City, railroads ready in case of disaster
When Colleen Clark took her 4-year-old grandson to Bay Point Park to watch the trains, she thought it would be the perfect opportunity to practice his counting skills. One, two, three, four... all the way up to 89 tanker cars passed them by.
It wasn't until a few days later, after Clark read about the deadly July 6 train derailment in Quebec, that she stopped to think about what was being transported in those 89 cars.
"It piqued my curiosity about what's really coming through the community," Clark said.
Trains of tanker cars like the one Clark and her grandson counted are becoming increasingly commonplace in rail towns around the country, driven largely by the booming Bakken oil fields in North Dakota.
With oil production outpacing the capacity of available pipelines, refineries are relying more and more on railroads for transportation.
In the first six months of 2013, railways in the U.S. saw an average of more than 13,000 cars a month carrying petroleum and petroleum products, a nearly 50 percent increase in traffic compared to the same period in 2012, according to the Association of American Railroads.
Two of the largest railroads in the region, Canadian Pacific and BNSF Railway, transport hazardous materials - including crude oil - across the state regularly. They operate rails along the Mississippi River passing through Red Wing and Hager City.
Should a train accident and hazardous spill occur nearby, Red Wing Fire Chief Tom Schneider said first responders have the training and resources necessary to begin handling the situation.
"Our primary function is to contain the spill to the best of our ability, and then let the big guys come to help," Schneider said.
Once RWFD crews assess the scene and identify the materials involved, they can call the Minnesota Duty Officer, a program for local governments to request aid from state agencies, as well as the railroad involved.
When local train derailments occurred in the past, Schneider said Canadian Pacific responded to the scene quickly. "They have been amazing to work with," he said.
Although he could not comment on the exact nature and quantity of the freight that comes through Red Wing for security reasons, Canadian Pacific spokesperson Andy Cummings said the railroad works extensively with communities to plan for disasters.
"The safety of our operations is paramount," Cummings said.
Canadian Pacific offers training courses for first responders on how to put out fires on locomotives and shut off train equipment if necessary, Schneider said.
Additionally, depending on the severity of a spill, Goodhue County's Office of Emergency Management can activate the civil defense sirens and send reverse 911 messages to inform residents where to take shelter or evacuate, OEM Director Diane Richter-Biwer said.
The city also can utilize the Community Awareness and Emergency Response, or CAER, group, which combines local government agencies and businesses to share resources and equipment.
Red Wing CAER holds yearly drills to prepare for disaster situations.
Freight train derailments are generally rare, with railroads and industry groups touting rail as the safest mode of land transportation.
More than 99.99 percent of BNSF's hazardous material shipments arrived at their destinations without incident in 2012, according to railroad spokesperson Amy McBeth.
The industry as a whole has reduced the rate of hazardous material accidents by 91 percent since 1980, she added.
But there have been a number of recent derailments in the state, including Red Wing.
The first major oil spill from a train derailment in Minnesota occurred March 27 near Parkers Prairie, northwest of the Twin Cities. 14 cars on a Canadian Pacific train went off the track, causing three tankers to spill approximately 15,000 gallons of crude oil.
There were 202 train accidents reported in Minnesota between fiscal years 2003 and 2012, according to the Federal Railroad Administration.
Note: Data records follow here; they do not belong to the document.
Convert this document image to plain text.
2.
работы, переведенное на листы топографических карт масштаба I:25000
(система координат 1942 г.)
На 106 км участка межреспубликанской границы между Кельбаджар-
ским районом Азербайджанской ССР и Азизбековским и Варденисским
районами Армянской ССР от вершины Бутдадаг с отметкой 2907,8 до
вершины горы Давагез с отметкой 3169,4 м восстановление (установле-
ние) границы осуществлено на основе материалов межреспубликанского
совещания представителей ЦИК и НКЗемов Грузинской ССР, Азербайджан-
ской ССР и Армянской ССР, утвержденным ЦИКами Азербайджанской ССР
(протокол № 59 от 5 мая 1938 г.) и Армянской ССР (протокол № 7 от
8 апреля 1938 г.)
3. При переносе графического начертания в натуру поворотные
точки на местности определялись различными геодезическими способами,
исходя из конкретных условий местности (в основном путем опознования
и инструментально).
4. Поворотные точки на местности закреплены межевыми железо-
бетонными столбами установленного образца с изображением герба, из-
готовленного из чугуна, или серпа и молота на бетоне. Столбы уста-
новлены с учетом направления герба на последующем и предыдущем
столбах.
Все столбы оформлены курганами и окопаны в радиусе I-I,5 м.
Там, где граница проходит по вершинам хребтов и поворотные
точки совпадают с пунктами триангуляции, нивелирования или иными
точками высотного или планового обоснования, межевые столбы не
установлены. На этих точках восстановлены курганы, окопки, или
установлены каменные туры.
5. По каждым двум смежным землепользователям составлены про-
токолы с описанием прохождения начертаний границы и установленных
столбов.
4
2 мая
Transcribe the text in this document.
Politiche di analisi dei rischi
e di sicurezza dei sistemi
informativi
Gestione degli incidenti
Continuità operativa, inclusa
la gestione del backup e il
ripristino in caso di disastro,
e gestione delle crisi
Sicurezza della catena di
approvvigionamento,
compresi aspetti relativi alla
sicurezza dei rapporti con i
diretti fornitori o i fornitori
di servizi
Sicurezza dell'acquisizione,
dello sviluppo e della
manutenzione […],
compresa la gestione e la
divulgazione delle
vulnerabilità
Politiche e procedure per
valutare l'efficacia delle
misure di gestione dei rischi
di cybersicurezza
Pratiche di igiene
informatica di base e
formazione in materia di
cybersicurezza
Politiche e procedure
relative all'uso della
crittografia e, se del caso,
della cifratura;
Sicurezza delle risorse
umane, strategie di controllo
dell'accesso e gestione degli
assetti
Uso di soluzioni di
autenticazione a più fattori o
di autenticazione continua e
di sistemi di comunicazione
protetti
They involved a total of 68 cars with hazardous materials being damaged or derailed, nine of which released some of their contents.
There have been two train derailments in Red Wing in the last decade, but they did not involve crude oil, said Roger Hand, the city's director of Emergency Management.
The first incident, a derailment of a Canadian Pacific train in 2003 just west of the Red Wing Depot, put the city's response plan to the test after methanol started leaking from one of the cars.
"What we did was open a mini emergency operations center to coordinate with law enforcement and railroad personnel," Hand said. "It went very well, and everyone appreciated being able to communicate face to face instead of over the phone or by email."
A Canadian Pacific train also derailed near Bay Point Park last year. The train had five cars with a hazardous payload, but none of the material was released.